BFSG
17. Jul 2025, Recht & Steuern

BFSG: Das Barrierefreiheitsstärkungsgesetz – Was Unternehmen jetzt wissen müssen

Seit dem 28. Juni 2025 gilt in Deutschland das BFSG verbindlich. Es setzt die EU-Richtlinie über die Barrierefreiheitsanforderungen für Produkte und Dienstleistungen um (EAA-Akt). Ziel ist es, Menschen mit Behinderungen gleichberechtigten Zugang zu digitalen Produkten und Dienstleistungen zu ermöglichen – insbesondere im Bereich des elektronischen Geschäftsverkehrs (E-Commerce). Für Unternehmen bedeutet das: Webseiten, Online-Shops und digitale Dienste müssen künftig so gestaltet sein, dass sie für alle Nutzer wahrnehmbar und bedienbar sind.

Wer ist betroffen?

Das Gesetz gilt für Hersteller, Händler und Importeure der in § 1 Absatz 2 BFSG genannten Produkte sowie für Dienstleister gemäss § 1 Absatz 3 BFSG, insbesondere im Bereich des E-Commerce. Auch Unternehmen mit Sitz ausserhalb der EU – beispielsweise in der Schweiz – sind betroffen, wenn sie bestimmte Produkte oder Dienstleistungen Verbraucher in der EU anbieten.

Ausnahme: Kleinstunternehmen

Nicht betroffen sind Unternehmen mit weniger als zehn Mitarbeitenden und einem Jahresumsatz oder einer Jahresbilanzsumme von höchstens 2 Millionen Euro, sofern sie ausschliesslich Dienstleistungen anbieten oder erbringen. Kleinstunternehmen, die Produkte in Verkehr bringen, müssen das BFSG dennoch einhalten.

Gilt das BFSG auch im B2B-Bereich?

Das Gesetz gilt ausschliesslich im B2C-Bereich, also für Angebote, die sich an Verbraucher richten. Wer ausschliesslich im B2B-Bereich tätig ist, fällt nicht unter das BFSG.

Welche Produkte sind betroffen?

Zu den vom BFSG erfassten Produkten zählen Computer, Notebooks, Tablets, Smartphones und andere Hardwaresysteme für Verbraucher. Auch Selbstbedienungsterminals wie Zahlungsterminals, Geldautomaten, Fahrkartenautomaten oder Check-in-Automaten fallen darunter. Weiterhin sind Verbraucherendgeräte für Telekommunikationsdienste wie Router sowie Geräte für den Zugang zu audiovisuellen Mediendiensten wie Smart-TVs betroffen. Ebenfalls erfasst sind E-Book-Reader.
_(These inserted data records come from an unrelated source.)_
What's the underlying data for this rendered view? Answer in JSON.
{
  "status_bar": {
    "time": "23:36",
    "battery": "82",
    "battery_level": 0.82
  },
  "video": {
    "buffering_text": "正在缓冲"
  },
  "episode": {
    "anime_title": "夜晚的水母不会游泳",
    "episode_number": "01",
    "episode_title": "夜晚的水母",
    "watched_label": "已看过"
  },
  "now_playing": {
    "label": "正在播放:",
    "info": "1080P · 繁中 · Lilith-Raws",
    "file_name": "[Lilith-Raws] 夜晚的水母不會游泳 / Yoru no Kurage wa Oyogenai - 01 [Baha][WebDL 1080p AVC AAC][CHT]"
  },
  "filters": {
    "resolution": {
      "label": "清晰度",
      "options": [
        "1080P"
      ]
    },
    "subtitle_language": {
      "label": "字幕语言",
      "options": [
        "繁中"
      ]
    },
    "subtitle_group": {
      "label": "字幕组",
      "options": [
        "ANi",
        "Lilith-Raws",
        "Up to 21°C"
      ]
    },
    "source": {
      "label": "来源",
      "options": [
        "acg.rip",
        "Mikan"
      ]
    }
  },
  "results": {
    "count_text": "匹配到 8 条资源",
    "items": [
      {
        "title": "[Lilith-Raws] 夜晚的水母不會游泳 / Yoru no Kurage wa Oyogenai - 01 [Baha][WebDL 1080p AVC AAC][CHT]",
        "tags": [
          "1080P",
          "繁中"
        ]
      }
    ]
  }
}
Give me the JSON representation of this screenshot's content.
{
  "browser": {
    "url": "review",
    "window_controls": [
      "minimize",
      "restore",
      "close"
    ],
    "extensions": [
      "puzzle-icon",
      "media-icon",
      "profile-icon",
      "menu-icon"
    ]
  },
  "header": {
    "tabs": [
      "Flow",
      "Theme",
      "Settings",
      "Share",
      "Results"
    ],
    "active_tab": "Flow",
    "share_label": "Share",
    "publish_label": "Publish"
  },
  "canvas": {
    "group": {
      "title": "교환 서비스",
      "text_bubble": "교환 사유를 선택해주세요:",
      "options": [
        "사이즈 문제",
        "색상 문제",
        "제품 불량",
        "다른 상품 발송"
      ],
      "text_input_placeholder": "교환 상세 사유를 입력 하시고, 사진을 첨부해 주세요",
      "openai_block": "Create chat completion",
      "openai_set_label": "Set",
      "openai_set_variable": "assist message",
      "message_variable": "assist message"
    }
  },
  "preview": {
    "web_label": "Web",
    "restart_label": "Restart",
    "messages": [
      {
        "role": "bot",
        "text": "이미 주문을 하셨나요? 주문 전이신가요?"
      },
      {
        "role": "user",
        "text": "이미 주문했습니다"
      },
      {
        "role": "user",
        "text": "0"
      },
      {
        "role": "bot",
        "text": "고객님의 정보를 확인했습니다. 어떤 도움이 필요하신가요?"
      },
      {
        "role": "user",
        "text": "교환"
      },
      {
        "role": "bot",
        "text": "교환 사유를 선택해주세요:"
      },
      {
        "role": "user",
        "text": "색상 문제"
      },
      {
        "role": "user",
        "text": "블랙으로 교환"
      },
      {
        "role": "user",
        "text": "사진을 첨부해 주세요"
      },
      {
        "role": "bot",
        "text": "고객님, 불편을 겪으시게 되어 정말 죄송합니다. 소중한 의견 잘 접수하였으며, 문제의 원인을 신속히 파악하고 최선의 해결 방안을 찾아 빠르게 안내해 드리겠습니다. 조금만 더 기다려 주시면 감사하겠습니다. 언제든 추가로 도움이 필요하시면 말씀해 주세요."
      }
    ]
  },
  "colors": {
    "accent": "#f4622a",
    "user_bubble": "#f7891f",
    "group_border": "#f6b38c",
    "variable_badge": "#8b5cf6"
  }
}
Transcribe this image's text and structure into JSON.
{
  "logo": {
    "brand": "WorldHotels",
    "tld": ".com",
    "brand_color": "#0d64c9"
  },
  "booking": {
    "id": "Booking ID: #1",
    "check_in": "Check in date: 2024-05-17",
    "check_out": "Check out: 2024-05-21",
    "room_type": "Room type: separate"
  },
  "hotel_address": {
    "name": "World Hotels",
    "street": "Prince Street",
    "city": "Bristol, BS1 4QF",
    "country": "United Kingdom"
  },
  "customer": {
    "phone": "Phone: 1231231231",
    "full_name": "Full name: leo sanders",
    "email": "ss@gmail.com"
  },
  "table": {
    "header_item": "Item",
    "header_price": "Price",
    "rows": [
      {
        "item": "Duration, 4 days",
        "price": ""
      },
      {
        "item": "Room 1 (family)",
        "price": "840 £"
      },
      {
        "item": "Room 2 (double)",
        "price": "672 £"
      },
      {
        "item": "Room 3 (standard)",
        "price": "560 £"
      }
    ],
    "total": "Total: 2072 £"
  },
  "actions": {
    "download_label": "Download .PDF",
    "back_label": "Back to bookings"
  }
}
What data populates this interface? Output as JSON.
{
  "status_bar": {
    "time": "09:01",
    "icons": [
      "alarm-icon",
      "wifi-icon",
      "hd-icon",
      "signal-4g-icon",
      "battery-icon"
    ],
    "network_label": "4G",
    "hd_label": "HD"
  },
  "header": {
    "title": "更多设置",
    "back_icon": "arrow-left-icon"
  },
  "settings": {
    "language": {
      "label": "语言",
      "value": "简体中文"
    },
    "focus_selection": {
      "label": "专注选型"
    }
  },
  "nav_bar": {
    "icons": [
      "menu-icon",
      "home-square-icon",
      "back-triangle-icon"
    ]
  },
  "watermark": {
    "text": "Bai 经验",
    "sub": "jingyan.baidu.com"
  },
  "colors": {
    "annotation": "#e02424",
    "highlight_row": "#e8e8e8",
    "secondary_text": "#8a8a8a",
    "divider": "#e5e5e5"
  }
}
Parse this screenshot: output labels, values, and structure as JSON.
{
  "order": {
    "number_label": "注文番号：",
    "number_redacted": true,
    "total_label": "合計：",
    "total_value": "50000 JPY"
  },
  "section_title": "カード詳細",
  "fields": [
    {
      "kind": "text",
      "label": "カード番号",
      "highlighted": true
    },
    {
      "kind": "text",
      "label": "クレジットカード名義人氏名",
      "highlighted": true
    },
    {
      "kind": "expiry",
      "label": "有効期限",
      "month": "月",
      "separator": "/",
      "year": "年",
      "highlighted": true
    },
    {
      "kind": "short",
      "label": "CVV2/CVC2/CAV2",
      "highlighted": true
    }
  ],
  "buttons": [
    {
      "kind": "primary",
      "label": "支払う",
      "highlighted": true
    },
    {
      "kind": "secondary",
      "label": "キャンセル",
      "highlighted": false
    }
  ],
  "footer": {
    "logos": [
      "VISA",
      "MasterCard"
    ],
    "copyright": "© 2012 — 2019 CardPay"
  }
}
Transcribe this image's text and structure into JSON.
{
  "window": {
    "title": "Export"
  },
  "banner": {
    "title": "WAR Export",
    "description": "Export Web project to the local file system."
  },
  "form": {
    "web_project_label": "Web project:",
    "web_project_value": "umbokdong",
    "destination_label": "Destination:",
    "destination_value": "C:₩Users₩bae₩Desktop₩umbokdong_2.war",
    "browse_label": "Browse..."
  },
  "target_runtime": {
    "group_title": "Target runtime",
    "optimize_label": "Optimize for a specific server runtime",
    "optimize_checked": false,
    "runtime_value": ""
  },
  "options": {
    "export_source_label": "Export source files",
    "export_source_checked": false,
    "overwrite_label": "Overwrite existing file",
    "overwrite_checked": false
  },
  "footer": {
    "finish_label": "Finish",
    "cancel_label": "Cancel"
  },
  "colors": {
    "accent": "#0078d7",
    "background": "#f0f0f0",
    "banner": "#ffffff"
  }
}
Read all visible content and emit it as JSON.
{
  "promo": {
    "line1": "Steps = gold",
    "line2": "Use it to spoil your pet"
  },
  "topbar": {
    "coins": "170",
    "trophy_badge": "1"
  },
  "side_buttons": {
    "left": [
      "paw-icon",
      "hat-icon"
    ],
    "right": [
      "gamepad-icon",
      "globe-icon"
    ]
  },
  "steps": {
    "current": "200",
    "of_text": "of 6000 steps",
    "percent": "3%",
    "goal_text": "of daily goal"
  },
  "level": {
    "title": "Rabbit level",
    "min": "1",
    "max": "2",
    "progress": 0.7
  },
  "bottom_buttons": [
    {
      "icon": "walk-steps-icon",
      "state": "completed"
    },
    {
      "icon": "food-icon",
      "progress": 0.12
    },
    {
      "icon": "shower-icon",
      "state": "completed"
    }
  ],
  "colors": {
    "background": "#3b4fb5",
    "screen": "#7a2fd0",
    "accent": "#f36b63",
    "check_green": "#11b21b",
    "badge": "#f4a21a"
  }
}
Ab dem 28. Juni 2025 dürfen solche Produkte nur noch in Verkehr gebracht werden, wenn sie barrierefrei sind. Dazu gehören eine CE-Kennzeichnung, eine EU-Konformitätserklärung und eine Gebrauchsanleitung in deutscher Sprache. Produkte, die vor diesem Stichtag auf dem Markt waren, müssen nicht nachträglich angepasst werden – es sei denn, sie erhalten ein Software-Update, das neue Funktionen einführt oder bestehende Funktionen wesentlich verändert.

Welche Dienstleistungen sind betroffen?

Zu den vom BFSG erfassten Dienstleistungen gehören Telekommunikationsdienste, Bankdienstleistungen für Verbraucher, E-Book-Angebote sowie sämtliche Dienstleistungen im elektronischen Geschäftsverkehr, etwa Webseiten und Apps mit Verkaufs- oder Buchungsfunktion.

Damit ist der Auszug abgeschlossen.